Spokesperson Pete Piringer, with the Montgomery County Fire and Rescue Service, has confirmed that six people have died after a plane in Maryland crashed into a home.
GAITHERSBURG, Md. (AP) -- A small, private jet crashed into a house in Maryland's Montgomery County on Monday, killing three people on board the plane and leaving three residents of the home unaccounted for, authorities said.
Three people were on board the jet when it crashed into the home in Gaithersburg, a Washington, D.C., suburb, Montgomery County Fire and Rescue Chief Steve Lohr said during a news conference.
They were all killed and three residents of the home are unaccounted for, he said.
Investigators believe the residents of the house are a family of five, said Pete Piringer, a spokesman for Montgomery County Fire and Rescue. He said the two who are accounted for are a man and a school-aged child.

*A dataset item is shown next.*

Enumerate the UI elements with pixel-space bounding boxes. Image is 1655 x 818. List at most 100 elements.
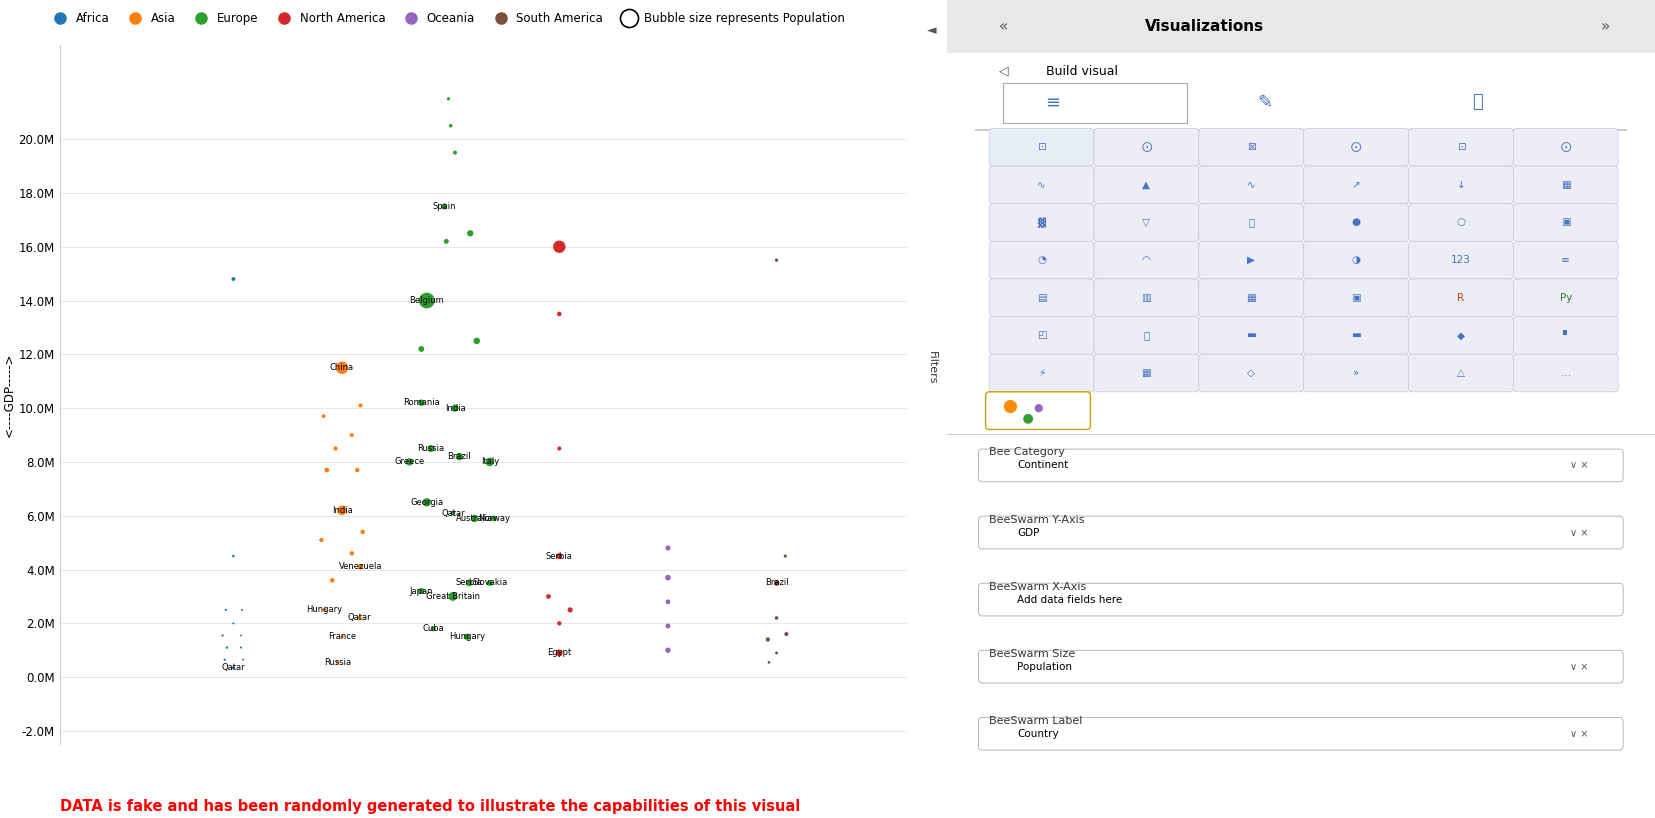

Investigators were searching the home for human remains.
Neighbors and property records identify the home's residents as Ken and Marie Gemmell.
Neighbor Marlon Cienfuegos, 49, said the couple has three children, including a baby boy, a boy around 3, and an elementary school-aged girl.
The two-story, wood-frame home was gutted by the impact of the crash and ensuing blaze. The first floor was nearly completely blown out and smoke drifted from a gaping hole in what was left of the collapsing roof. Two adjacent homes also had significant damage, with one of them clearly having caught fire, as well.
Fred Pedreira, 67, who lives near the crash site, said he had just returned home from the grocery store and was parking his car when he saw the jet and immediately knew something was wrong.
"This guy, when I saw him, for a fast jet with the wheels down, I said, `I think he's coming in too low,'" Pedreira told The Associated Press. "Then he was 90 degrees - sideways - and then he went belly-up into the house and it was a ball of fire. It was terrible.
"I tell you, I got goosebumps when I saw it. I said, `My God, those are people in that plane," Pedreira said. "I just hope nobody was in that home."
Byron Valencia, 31, who also lives nearby, told The AP that he was in his kitchen when he heard a jet engine flying overhead, and then a big thump shortly after.
"When I opened my window, I could see smoke over the trees and I heard a small explosion, like a pop," he said. "I could see the smoke rising ... It's scary."
Emily Gradwohl, 22, who lives two doors down from the house the jet hit, was home at the time of the crash and ran outside to see what had happened.
"I heard like a loud crash, and the whole house just shook," Gradwohl told The AP. "We got jackets on, ran outside and saw one of the houses completely set on fire."
She said planes fly low over the neighborhood every day but she had never worried about a crash until now.
An FAA spokesman said preliminary information showed the Embraer EMB-500/Phenom 100 twin-engine jet was on approach at the nearby Montgomery County Airpark. The National Transportation Safety Board launched a team to investigate.
Investigators have recovered the cockpit voice and flight data recorders from the downed plane, NTSB spokesman Eric Weiss said.